The dining room and adjacent kitchen look out on the back garden, where Luna’s landscape design includes a firepit surrounded by a group of 1960s concrete chairs by Willy Guhl. The mid-century patio furniture was purchased by the owners. (The part of the building to the left is the addition.)

adult playroom

Opening onto a large deck is a space a few steps down from the living room that Lotery called the “adult playroom,” which the current homeowners frequently use for entertaining. Khanna compares the room, with its windows on three sides, to a treehouse. Drawn up to Lotery’s bar — rebuilt with a stained-wood base and marble top — are reproduction Jean Prouvé barstools. A custom light fixture by Lindsey Adelman hangs above. Opposite the bar is a linen-upholstered banquette that Khanna designed to feel original to the house, covering the base in pearlescent leather. Bronze Facet vases by David Wiseman sit on one of the three coffee tables carved from anthracite coal by Jim Zivic. The three Milano rugs are a 1951 design created by Gerd Hay-Edie and Robin Day for a room at the Triennale di Milano.

Principal Bedroom

Khanna wanted this room, with its view of a Japanese-style garden and outdoor shower, to feel calm and gentle, like a sanctuary. Resting on a plush silk shag carpet from Studio Four are vintage Ubald Klug for de Sede Terrazza sofas from design gallery Morentz.

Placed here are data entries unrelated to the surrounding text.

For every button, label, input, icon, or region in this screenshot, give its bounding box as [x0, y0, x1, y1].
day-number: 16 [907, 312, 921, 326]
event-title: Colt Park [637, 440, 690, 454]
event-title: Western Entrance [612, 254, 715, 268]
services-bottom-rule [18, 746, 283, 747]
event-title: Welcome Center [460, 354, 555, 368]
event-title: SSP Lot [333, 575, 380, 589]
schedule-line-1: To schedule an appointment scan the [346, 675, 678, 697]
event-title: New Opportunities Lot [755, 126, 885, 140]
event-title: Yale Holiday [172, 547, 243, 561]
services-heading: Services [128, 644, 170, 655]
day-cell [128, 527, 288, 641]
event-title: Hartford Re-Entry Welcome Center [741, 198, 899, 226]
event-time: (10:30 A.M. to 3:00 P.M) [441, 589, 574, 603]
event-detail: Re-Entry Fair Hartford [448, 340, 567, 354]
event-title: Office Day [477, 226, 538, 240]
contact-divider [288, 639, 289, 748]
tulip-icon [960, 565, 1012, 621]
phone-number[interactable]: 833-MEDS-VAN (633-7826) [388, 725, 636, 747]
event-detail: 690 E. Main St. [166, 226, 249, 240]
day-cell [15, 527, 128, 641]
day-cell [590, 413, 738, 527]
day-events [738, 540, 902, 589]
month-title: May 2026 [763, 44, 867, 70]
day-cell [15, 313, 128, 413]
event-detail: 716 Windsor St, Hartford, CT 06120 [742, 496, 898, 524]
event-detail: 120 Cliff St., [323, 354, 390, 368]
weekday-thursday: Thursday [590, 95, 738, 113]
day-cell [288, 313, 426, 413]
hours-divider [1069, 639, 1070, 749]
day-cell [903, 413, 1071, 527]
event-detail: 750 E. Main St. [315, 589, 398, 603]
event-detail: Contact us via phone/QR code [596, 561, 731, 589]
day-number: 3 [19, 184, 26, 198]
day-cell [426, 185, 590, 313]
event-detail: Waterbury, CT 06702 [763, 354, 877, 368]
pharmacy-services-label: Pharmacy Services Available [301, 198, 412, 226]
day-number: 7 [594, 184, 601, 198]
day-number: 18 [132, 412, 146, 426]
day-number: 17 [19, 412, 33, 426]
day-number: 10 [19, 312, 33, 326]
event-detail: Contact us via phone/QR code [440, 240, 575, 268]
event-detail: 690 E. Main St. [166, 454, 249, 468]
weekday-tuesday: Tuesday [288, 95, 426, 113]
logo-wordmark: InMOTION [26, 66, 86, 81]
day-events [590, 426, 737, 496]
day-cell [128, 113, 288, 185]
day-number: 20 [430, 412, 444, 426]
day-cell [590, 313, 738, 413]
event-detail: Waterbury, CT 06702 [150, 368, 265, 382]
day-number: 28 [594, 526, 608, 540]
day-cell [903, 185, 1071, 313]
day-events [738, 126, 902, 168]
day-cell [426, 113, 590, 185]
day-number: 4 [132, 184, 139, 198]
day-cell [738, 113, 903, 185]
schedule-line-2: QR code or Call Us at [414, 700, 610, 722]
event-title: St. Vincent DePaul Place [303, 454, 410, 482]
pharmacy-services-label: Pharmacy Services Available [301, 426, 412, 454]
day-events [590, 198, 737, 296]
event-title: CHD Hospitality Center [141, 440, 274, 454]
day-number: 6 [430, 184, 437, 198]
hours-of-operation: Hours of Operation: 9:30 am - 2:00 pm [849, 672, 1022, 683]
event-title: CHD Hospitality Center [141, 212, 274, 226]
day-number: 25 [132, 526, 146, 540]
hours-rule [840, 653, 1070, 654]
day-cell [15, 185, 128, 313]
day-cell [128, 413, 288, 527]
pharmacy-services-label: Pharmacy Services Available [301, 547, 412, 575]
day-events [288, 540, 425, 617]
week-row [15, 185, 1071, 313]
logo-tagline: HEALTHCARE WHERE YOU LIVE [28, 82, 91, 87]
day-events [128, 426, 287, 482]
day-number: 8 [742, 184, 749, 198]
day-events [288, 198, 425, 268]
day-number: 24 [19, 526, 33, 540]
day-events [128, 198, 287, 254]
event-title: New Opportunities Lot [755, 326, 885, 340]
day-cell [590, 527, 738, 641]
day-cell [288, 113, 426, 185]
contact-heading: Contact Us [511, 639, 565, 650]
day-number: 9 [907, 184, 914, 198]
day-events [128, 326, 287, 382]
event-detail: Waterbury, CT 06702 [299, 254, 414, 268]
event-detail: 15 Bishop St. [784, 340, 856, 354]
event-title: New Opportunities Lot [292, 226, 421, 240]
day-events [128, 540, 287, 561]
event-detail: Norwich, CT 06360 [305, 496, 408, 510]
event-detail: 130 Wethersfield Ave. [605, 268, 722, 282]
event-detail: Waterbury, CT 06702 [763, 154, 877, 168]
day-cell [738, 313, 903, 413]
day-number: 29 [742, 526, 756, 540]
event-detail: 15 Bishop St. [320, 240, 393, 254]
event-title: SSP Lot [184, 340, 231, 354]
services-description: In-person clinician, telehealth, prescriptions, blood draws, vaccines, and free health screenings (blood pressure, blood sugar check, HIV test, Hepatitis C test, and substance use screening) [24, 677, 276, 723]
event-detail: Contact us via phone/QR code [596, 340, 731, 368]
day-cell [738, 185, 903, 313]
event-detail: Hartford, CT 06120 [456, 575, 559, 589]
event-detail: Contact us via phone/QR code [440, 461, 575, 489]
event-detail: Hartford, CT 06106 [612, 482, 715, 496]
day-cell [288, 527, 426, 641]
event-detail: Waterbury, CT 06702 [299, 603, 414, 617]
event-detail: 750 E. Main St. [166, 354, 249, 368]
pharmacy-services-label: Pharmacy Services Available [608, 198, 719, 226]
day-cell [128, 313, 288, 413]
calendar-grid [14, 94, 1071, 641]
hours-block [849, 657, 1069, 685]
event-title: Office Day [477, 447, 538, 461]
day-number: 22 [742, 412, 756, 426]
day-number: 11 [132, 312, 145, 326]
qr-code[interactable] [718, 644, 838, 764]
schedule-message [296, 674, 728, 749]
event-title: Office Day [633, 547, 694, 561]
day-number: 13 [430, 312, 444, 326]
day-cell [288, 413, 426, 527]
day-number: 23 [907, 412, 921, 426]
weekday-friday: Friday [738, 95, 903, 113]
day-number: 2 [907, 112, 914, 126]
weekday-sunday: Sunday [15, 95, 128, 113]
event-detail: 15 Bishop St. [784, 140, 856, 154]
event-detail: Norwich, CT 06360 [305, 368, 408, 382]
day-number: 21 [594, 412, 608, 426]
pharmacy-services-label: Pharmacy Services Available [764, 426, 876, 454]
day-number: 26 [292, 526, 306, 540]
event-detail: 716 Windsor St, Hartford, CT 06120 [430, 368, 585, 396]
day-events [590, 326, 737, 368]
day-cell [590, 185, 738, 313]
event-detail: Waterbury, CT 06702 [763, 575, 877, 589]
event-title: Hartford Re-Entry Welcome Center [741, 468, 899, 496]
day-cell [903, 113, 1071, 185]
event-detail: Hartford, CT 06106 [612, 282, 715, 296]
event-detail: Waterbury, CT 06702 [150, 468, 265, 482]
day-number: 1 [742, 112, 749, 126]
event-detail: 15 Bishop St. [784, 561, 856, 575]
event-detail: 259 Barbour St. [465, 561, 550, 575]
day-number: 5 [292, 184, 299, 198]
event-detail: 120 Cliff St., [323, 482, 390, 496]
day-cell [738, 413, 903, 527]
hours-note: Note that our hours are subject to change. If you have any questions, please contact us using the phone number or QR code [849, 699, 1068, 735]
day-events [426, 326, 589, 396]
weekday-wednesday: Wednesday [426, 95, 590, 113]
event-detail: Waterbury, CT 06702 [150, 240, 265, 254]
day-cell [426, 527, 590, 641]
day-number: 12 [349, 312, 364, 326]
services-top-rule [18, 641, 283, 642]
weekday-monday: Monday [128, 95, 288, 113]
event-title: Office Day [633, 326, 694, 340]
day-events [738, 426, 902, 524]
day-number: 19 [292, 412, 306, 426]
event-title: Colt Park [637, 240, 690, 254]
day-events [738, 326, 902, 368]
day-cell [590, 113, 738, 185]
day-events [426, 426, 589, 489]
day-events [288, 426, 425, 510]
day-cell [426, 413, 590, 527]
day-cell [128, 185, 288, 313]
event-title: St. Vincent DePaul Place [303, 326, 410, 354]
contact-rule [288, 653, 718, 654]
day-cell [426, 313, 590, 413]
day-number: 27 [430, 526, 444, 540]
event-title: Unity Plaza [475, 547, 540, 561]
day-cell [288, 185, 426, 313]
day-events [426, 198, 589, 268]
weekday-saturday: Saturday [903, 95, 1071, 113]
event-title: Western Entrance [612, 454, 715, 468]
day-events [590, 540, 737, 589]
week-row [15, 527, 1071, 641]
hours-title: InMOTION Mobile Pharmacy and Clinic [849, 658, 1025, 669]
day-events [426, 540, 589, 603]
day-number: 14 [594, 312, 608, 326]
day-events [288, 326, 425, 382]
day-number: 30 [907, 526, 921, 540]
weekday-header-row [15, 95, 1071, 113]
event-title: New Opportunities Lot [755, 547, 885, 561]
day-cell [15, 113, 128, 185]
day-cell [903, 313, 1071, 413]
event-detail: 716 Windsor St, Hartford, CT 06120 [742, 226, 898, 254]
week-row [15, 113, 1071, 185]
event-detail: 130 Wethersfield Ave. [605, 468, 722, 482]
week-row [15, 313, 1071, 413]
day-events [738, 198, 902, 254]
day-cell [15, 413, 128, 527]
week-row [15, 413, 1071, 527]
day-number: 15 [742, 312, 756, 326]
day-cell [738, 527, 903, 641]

The Paul McCobb stools at the foot of the bed belonged to the owners, as did the blue fur throw and the Danish credenza.

Principal Bathroom

Khanna sought a ’70s vibe for this room, cladding the walls, tub and vanity in veined travertine — “the same one used in the lobby of the Seagram Building,” she notes — and using basalt for the floor. Above the sink, an Eileen Gray Satellite mirror, in an unlacquered brass finish that matches the Waterworks plumbing fixtures, is flanked by a pair of lights designed by Jason Miller for Roll & Hill. The wooden Tractor stool is by BassamFellows.

Rear terrace

A 1950s Kyoto daybed designed by Mathieu Matégot lounges on the elevated terrazzo deck off the adult playroom. Luna’s lushly planted landscaping includes grass-covered steps leading to the principal bedroom and bath.